Glenmark Pharmaceuticals, the Mumbai-headquartered pharmaceutical company, has made it to the front page for receiving the USFDA (United States Food & Drug Administration) nod for its generic version of skin inflammation treatment foam, Olux foam 0.05 per cent of Mylan Pharmaceuticals. As per IQVIA sales data, Olux foam 0.05 per cent has achieved approximately US$50.9 million in annual sales in the 12-month trial period that ended in December 2018.
Sources with the knowledge of the matter stated that the US health regulator granted the approval for the generic version Clobetasol Propionate foam 0.05 per cent, which is a steroid applied in treating itching and inflammation of the skin. They further added that the company’s current portfolio comprises around 150 products that have been authorized for distribution in the United States, as well as for about 52 pending ANDA (Abbreviated New Drug Application) approvals with the USFDA.
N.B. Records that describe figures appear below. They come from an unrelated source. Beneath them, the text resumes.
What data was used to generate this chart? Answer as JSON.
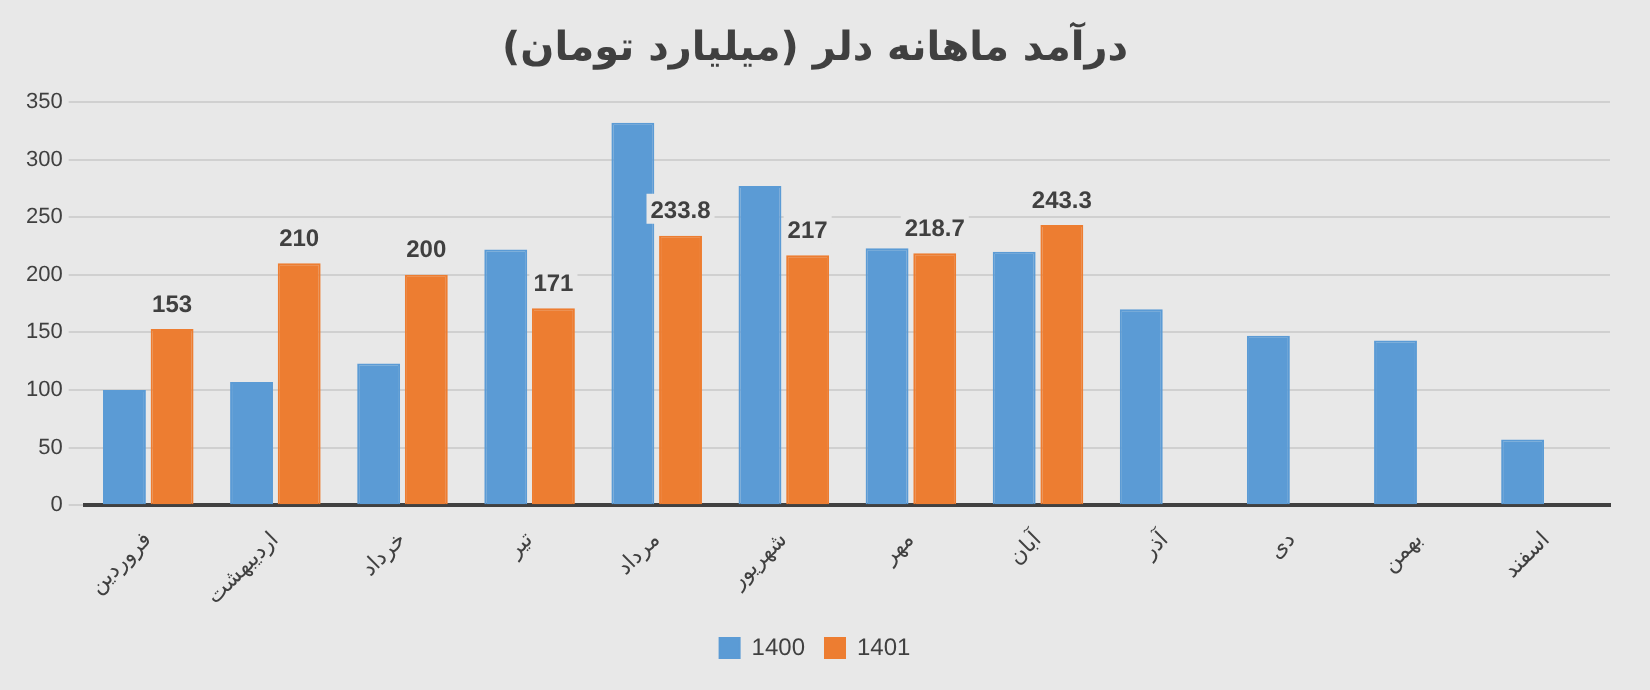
{
  "chart_data": {
    "type": "bar",
    "title": "درآمد ماهانه دلر (میلیارد تومان)",
    "categories": [
      "فروردین",
      "اردیبهشت",
      "خرداد",
      "تیر",
      "مرداد",
      "شهریور",
      "مهر",
      "آبان",
      "آذر",
      "دی",
      "بهمن",
      "اسفند"
    ],
    "series": [
      {
        "name": "1400",
        "color": "#5b9bd5",
        "values": [
          100,
          107,
          123,
          222,
          332,
          277,
          223,
          220,
          170,
          147,
          143,
          57
        ]
      },
      {
        "name": "1401",
        "color": "#ed7d31",
        "values": [
          153,
          210,
          200,
          171,
          233.8,
          217,
          218.7,
          243.3,
          null,
          null,
          null,
          null
        ],
        "value_labels": [
          "153",
          "210",
          "200",
          "171",
          "233.8",
          "217",
          "218.7",
          "243.3",
          null,
          null,
          null,
          null
        ]
      }
    ],
    "ylim": [
      0,
      350
    ],
    "yticks": [
      0,
      50,
      100,
      150,
      200,
      250,
      300,
      350
    ],
    "grid": "y",
    "legend": "bottom"
  }
}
For the record, Glenmark Pharmaceuticals, established in 1977, is a generic drug & active pharmaceutical ingredient manufacturer. The company sold its products in countries including Russia, India and Africa initially, and in 1999, the company went public in India, deploying portions of its proceeds for the construction of its first research facility. By 2008, Glenmark turned out to be the fifth-biggest pharmaceutical company in the country and went on to expand through its entry into the European and US generic markets.
According to credible reports, the share price of Glenmark Pharmaceuticals has shot up in recent trade post the definitive approval from the USFDA. Reportedly, the share price rose up to 3.89% at 591.80 in comparison to the previous close at 569.65 in trade. The company’s share price has apparently surged up by 10.17% over the past one year, while it has reduced by around 16.96% since the start of 2019.